CLOSE-UP: LIVE ISSUE/MICROSOFT - Will Microsoft's push of XP alter focus from brand to product?

In the current economic climate, a client with a $200

million marketing spend burning a hole in its trousers seems like some

sort of mythical creature: a phoenix rising from the ashes of the

economic downturn.



But this $200 million is exactly the amount of corporate weight

that Microsoft has thrown behind last Thursday's global launch of XP,

the replacement for Windows ME.



But wait a minute, it doesn't stop there. Microsoft has promised it will

spend $1 billion on marketing over the next few months - we're

getting toward the realms of the obscene here.



Or are we? At first glance a global budget of $200 million for XP

seems impressive, but in the UK it's a decidedly more believable £10 million, half for above the line and half for below. The

above-the-line spend breaks down to £2.5 million on TV and £1.25 million each on print and radio.



In no way is this sort of money going to make the same impact as the

Windows 95 "Start me up" campaign that never seemed to leave our

screens.



Rhian Mackenzie, the McCann-Erickson group account director on

Microsoft, says: "It's enough to do a good job." And she may be right

when you consider that, according to IT observers, approximately 80 per

cent of its sales for the operating system are pre-installed sales, that

is, it's already in the computer when you buy it.

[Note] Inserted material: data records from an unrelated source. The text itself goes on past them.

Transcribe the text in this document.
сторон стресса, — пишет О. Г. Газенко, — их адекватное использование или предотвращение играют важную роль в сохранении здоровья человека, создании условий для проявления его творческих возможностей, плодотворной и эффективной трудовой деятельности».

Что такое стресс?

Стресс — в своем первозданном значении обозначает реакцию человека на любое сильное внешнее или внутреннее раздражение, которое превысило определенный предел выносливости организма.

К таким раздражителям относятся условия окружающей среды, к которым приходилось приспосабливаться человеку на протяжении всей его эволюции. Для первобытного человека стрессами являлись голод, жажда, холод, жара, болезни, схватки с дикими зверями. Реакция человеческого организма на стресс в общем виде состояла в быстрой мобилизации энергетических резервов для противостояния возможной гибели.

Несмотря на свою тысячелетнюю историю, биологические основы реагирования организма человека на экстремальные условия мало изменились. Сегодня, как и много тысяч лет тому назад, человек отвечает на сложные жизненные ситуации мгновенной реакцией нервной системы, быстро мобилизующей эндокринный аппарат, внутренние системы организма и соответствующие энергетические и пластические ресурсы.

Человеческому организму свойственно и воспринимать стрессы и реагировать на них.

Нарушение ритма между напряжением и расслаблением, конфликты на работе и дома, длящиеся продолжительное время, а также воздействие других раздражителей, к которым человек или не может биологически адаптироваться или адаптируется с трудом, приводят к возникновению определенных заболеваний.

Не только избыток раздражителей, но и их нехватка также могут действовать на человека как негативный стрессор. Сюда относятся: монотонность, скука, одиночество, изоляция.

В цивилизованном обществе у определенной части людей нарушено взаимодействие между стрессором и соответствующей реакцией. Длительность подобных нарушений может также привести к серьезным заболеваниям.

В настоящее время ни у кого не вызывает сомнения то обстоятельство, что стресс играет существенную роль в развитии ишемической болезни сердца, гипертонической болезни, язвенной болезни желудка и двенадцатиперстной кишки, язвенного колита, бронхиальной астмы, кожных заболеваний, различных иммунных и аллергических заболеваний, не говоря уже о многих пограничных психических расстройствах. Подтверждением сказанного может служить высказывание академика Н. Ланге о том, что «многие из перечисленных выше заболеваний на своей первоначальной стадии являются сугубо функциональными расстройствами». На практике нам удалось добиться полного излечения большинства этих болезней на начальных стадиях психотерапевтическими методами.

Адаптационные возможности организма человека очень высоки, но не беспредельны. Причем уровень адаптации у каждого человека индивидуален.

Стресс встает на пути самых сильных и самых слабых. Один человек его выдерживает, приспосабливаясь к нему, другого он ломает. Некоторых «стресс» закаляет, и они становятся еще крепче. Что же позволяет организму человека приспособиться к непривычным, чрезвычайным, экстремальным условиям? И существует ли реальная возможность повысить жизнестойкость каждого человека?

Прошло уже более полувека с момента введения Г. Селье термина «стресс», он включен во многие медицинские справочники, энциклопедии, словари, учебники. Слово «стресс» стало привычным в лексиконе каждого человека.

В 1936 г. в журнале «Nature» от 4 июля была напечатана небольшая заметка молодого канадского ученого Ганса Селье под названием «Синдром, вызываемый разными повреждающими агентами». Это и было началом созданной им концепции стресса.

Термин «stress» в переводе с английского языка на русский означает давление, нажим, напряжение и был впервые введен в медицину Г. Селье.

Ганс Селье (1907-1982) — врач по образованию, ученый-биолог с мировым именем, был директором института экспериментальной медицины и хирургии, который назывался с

Surely this means the campaign must be more of a branding exercise and a

showing off by the client of what its new baby can do - driving

increased sales may not be the priority.



"The campaign tries to demonstrate the things that you can do with the

software - it's a very aspirational campaign," Oliver Roll, the director

of marketing for Microsoft UK, says.



"The big difference from the 'Start me up' Windows 95 campaign is that

at that time our goal was about demonstrating how Microsoft was making

computing easier. People were still a little scared of PCs," Roll

admits.



"Now we are talking about the experiences. We are bringing the PC into

the living room."



Mackenzie adds: "The whole point was to create a rallying call. Everyone

knows that PC sales are declining. We need something to excite

people."



But the major problem that Microsoft will have to address with the new

ads is its public image.



Rupert Collins-White, the news editor on PC Advisor, says: "Microsoft is

one of the only companies still showing growth in a depressed market,

but it has a lot to achieve with XP. After years of having its dirty

washing done in public in the US courts, constant accusations of an

inability to protect privacy, the growth of the Linux anti-Microsoft

brigade and an EC that still wants to pin it against the wall over

anti-trust, the opinion formers are no longer so enamoured of

Microsoft."



But Roll says that doesn't matter to the campaign. "This is about

something completely different. The whole XP marketing campaign is about

inspiring people about what they can do." In other words, it's about the

product rather than the brand.



Microsoft was on top of the world when it launched Windows 95 - it

thought it had a cracking product and it didn't need much hype for

everyone to know its name.



And with a 90 per cent share in the market, maybe it still doesn't.